To understand the origin of this higher virus replication, the authors showed that the transplantation led to a depletion of T and B lymphocytes in the peripheral blood. This reduced the number of HIV-infected cells but also created a favorable environment for viral replication. Lymphocytes were later replenished, but presented a dysfunctional phenotype. Additionally, expression of several markers of gut integrity and inflammation were significantly modified post-transplant. An inflamed and damaged mucosal barrier could facilitate reservoir persistence in these tissues. The size of the latent viral reservoirs in the peripheral blood in ART-treated animals, measured by two independent assays quantifying ex vivo virus reactivation, did not correlate with the higher viral load after ART was withdrawn. “We think that as long as patients remain on ART, the size of their viral reservoirs will not change,” said Dr. Peterson. “However, when ART is removed, and even a few infected cells have survived the transplant procedure, the immune system is unable to respond, and they replicate out of control. What we’re doing now is measuring the viral reservoir in tissues, which we can compare to the data we already have in peripheral blood samples. From there, we can ask where this replication begins, and design strategies to control it.”

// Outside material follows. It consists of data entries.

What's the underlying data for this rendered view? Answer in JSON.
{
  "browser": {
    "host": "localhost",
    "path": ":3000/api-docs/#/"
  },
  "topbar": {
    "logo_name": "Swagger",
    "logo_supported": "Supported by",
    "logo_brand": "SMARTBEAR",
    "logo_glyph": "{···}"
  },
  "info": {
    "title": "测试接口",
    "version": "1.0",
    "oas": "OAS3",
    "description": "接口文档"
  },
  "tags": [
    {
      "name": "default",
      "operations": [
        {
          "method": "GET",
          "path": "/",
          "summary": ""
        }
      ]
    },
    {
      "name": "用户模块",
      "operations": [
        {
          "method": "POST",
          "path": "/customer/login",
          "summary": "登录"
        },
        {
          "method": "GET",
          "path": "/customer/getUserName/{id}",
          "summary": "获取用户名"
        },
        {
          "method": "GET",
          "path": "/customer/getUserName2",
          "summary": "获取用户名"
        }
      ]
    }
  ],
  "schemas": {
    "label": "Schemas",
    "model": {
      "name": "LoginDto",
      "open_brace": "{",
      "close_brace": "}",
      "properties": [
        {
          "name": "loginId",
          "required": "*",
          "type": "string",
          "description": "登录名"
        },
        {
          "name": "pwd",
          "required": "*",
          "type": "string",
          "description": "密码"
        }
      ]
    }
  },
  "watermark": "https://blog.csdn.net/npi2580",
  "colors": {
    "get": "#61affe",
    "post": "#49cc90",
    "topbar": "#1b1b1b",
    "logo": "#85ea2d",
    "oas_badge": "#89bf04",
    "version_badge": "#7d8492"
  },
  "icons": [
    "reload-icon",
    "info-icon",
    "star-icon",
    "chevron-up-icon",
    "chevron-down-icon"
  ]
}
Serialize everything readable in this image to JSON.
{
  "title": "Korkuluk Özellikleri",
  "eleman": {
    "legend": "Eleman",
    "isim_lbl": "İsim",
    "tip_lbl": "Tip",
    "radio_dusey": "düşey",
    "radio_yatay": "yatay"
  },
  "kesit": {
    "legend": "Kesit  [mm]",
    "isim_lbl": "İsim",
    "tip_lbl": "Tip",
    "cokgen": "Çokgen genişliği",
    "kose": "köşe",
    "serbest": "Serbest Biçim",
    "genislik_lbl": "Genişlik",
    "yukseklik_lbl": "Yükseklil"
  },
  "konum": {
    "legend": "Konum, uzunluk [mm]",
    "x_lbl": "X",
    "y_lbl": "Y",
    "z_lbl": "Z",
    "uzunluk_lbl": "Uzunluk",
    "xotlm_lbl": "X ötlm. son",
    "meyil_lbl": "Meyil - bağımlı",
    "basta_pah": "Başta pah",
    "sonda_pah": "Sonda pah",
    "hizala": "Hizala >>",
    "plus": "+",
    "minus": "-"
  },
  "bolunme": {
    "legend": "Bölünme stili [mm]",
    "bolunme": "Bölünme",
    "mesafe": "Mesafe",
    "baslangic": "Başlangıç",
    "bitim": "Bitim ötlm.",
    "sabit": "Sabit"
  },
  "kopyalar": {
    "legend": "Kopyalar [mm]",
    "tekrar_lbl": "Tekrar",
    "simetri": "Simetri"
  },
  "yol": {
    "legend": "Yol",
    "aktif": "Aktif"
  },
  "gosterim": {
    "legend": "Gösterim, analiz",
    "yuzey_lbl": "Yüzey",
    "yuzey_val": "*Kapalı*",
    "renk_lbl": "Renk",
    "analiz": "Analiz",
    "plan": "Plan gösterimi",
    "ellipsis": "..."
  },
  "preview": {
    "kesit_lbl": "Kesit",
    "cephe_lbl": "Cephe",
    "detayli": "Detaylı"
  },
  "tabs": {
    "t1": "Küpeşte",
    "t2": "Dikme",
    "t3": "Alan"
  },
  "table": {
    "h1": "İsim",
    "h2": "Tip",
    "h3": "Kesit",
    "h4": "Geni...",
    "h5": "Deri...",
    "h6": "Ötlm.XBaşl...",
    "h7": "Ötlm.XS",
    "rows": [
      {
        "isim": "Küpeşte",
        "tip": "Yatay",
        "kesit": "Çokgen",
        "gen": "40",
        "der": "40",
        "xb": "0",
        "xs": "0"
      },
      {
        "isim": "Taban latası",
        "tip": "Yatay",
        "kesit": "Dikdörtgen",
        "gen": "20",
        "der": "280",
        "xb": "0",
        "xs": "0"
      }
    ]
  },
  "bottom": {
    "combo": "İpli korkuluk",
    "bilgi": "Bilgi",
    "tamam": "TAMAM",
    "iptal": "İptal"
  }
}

These data are one step closer toward understanding the intricate mechanisms that will allow the patients to persistently control or eradicate HIV. Dr. Peterson concluded, “the most exciting finding for us is that the TBI that we tested, which can make patients very sick, is not as important from the standpoint of clearing infected cells. This sort of conditioning regimen is very important for cancer patients, but isn’t reasonable for HIV+ patients on ART, who are otherwise healthy. Our results tell us that we can focus on less toxic conditioning regimens, without giving up the ability to reduce the size of viral reservoirs. In terms of an HIV cure, the fact that the conditioning regimen wasn’t crucial further argues that providing virus-protected cells, for example using gene editing to knock out the CCR5 locus and block viral entry, is hugely important”.
Funding for this study was provided by the National Institute of Allergy and Infectious Diseases (NIH), National Heart, Lung, and Blood Institute (NIH), and by the University of Washington / Fred Hutch Center for AIDS Research (CFAR).
Peterson CW, Benne C, Polacino P, Kaur J, McAllister CE, Filali-Mouhim A, Obenza W, Pecor TA, Huang ML, Baldessari A, Murnane RD, Woolfrey AE, Jerome KR, Hu SL, Klatt NR, DeRosa S, Sekaly RP, Kiem HP. 2017. Loss of immune homeostasis dictates SHIV rebound after stem-cell transplantation. Journal of Clinical Investigation Insight, 2(4):e91230.